The broad aim of this edited volume is to take a multidisciplinary as well as a biobehavioral approach to understanding the effective management, evaluation, and treatment of pain across the life process, including in the context of palliative care. The central aim is to better convey how these biologic, environmental, existential, emotional, and psychosocial processes influence and interact with one another to influence the development and maintenance of chronic pain states. The collaborators for this project are experts from diverse clinical settings in the United States, Europe, Asia, and Africa providing cutting-edge research and clinical expertise from the fields of genetics, biology, psychology, anthropology, neuroanatomy, medicine, rehabilitation, pharmacology, pain imaging, gerontology, pediatrics, health services research, palliative care, as well as insights from philosophy, ethics, and public policy.
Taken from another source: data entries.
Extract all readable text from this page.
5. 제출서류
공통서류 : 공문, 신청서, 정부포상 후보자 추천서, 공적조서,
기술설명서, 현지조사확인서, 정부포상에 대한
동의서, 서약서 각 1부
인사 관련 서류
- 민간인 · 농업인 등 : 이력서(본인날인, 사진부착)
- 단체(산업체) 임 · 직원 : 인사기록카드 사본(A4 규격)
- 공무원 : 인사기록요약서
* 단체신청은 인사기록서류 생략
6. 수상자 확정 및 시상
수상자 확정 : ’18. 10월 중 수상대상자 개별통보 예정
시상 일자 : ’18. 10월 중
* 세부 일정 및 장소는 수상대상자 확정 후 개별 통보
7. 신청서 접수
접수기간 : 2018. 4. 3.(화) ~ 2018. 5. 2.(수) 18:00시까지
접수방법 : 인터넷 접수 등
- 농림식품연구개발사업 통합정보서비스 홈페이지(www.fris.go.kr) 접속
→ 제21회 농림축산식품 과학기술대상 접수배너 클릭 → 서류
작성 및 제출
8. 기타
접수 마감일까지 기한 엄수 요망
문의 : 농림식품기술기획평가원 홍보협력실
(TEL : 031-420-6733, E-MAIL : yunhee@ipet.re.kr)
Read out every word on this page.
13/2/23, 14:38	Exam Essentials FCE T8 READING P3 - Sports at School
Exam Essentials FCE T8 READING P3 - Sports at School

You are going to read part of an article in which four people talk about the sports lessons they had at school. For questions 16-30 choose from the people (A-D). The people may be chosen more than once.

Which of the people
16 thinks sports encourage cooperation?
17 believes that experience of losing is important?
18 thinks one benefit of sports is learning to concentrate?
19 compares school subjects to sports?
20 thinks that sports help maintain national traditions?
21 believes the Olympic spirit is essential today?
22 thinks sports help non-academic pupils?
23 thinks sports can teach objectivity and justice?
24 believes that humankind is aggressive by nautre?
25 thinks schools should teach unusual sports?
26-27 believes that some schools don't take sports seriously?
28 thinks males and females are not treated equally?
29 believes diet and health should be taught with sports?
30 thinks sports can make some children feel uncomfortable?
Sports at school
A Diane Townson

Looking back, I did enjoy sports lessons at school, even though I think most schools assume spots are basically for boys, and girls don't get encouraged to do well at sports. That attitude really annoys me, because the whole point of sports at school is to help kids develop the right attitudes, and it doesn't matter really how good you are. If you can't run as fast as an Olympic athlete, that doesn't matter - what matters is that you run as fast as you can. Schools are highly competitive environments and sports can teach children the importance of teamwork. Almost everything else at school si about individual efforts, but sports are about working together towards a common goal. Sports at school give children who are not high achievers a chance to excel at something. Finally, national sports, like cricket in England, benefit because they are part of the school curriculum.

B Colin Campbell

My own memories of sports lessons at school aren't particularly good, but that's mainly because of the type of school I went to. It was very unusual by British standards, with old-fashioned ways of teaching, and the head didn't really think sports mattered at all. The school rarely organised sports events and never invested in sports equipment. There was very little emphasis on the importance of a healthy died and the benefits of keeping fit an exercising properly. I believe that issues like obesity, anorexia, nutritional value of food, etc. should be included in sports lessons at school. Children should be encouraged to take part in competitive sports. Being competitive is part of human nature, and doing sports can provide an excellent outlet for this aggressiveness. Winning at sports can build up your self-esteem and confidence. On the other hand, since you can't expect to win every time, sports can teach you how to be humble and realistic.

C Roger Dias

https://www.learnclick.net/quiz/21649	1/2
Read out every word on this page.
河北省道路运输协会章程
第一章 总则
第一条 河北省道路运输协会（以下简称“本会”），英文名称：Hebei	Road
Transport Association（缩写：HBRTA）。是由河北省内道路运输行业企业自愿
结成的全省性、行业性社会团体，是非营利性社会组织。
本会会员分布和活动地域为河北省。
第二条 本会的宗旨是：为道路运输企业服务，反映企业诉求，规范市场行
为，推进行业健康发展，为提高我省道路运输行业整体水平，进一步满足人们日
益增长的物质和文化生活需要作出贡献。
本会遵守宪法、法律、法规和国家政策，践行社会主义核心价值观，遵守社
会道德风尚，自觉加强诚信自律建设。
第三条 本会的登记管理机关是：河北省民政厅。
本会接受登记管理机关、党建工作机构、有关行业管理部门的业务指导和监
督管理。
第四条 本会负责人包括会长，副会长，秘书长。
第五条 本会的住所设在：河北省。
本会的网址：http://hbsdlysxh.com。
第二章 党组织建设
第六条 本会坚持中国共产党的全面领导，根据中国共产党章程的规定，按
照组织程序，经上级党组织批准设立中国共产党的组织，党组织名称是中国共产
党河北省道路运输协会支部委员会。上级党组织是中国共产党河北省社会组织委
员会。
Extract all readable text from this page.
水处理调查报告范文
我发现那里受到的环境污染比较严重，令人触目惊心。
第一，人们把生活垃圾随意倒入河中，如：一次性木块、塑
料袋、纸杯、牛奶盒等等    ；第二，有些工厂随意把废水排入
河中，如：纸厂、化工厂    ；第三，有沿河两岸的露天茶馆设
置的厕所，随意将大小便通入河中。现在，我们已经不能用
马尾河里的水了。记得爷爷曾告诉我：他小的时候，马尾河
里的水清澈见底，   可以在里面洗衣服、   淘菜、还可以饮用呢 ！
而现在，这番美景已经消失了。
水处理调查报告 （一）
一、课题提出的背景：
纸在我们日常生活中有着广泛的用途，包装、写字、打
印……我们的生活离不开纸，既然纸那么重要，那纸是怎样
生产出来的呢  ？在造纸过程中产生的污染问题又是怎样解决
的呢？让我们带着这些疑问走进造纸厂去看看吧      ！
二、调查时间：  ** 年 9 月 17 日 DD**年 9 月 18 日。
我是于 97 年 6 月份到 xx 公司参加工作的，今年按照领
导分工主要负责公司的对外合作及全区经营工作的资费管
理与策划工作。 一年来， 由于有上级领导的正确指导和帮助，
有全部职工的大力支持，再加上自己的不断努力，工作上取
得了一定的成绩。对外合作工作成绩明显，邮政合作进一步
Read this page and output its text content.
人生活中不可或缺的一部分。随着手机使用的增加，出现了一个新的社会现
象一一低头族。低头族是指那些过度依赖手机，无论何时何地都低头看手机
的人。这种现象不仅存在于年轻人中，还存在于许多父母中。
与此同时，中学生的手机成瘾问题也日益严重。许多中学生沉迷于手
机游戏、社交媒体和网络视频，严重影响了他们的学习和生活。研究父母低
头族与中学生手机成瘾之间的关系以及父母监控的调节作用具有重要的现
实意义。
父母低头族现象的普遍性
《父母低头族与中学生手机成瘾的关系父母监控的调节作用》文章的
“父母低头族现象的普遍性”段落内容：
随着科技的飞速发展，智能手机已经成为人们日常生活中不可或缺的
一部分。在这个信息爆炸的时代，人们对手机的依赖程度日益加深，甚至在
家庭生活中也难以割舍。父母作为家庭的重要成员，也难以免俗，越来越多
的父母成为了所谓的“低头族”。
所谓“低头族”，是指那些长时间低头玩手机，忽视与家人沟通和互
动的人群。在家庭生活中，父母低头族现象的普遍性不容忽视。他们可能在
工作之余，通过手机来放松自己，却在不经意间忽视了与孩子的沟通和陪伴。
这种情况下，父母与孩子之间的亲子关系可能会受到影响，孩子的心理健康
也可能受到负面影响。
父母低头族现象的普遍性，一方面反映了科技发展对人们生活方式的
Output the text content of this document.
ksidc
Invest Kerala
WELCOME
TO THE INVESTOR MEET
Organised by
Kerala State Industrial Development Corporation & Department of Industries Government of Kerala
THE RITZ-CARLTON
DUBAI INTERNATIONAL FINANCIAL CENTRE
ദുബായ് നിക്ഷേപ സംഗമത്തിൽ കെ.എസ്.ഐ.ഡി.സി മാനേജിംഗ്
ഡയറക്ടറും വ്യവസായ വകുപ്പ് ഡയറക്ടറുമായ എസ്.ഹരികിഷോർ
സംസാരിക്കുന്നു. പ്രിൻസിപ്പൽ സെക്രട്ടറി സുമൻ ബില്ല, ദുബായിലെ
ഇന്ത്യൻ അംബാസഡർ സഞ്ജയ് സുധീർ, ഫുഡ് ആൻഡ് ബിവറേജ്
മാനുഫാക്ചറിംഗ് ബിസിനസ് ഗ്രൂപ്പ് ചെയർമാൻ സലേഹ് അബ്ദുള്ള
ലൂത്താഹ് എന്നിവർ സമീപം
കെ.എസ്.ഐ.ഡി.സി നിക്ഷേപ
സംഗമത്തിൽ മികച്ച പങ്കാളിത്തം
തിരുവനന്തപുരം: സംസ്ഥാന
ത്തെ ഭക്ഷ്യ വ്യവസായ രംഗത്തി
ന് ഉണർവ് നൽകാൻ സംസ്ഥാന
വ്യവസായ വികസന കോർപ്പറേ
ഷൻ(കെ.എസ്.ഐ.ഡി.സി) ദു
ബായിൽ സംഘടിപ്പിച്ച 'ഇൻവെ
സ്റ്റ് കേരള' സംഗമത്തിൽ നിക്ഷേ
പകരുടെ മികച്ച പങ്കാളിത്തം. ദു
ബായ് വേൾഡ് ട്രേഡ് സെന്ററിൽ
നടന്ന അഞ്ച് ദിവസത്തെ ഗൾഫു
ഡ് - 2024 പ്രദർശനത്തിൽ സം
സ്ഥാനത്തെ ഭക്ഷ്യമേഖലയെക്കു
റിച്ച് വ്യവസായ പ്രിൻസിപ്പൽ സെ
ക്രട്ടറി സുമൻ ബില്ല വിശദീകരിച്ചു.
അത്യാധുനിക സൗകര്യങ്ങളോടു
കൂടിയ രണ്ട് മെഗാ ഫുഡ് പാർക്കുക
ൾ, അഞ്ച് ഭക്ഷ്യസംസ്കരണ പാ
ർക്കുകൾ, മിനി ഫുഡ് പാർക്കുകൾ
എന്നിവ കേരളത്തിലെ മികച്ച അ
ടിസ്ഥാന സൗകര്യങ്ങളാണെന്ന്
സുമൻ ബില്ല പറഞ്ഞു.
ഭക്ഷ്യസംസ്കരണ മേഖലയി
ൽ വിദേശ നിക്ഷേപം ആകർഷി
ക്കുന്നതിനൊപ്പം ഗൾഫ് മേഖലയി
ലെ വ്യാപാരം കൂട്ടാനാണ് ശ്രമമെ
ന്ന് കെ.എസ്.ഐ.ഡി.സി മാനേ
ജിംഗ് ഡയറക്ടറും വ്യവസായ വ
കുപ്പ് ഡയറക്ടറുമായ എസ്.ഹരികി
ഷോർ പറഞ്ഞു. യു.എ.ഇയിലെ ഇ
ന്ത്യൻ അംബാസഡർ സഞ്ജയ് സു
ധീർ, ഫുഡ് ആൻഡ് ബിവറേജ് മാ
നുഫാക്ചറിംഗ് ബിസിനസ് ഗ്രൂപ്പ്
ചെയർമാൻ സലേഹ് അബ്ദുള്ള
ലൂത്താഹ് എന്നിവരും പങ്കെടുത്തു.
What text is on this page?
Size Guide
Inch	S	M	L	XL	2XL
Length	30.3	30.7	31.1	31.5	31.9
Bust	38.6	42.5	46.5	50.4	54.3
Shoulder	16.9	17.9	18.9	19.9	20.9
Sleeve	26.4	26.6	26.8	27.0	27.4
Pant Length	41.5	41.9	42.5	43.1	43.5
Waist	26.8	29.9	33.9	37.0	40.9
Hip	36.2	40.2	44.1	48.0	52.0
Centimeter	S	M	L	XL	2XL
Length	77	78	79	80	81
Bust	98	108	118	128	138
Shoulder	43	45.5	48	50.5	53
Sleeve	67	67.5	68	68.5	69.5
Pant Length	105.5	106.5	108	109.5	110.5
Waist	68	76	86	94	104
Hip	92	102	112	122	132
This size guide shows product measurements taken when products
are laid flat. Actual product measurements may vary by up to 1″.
This book is organized in several major sections and then as a series of chapters. The first section provides a background and introduction of the problem of pain and palliative care in society. The second section emphasizes communication issues in pain and palliative care. The third section of the book highlights the basic science of pain. The forth section will provide a clinical review of pain conditions. The fifth section of the book emphasizes interventions for pain and pain management. The sixth section explores clinical trials for pain and palliative care. The seventh section focuses on psychosocial approaches for the management and treatment of pain and palliative care. The eight section highlights symptom control in pain and palliative care. The eighth section focuses on pain and palliative care assessment. The ninth section emphasizes socioeconomic and health disparities in pain and palliative care. The tenth section focuses on ethical and legal concerns associated with the management of pain and palliative care. The eleventh section highlights the role of health information technologies on the management of pain and palliative care. The twelfth and final section of the book is the conclusion which highlights future directions for the field.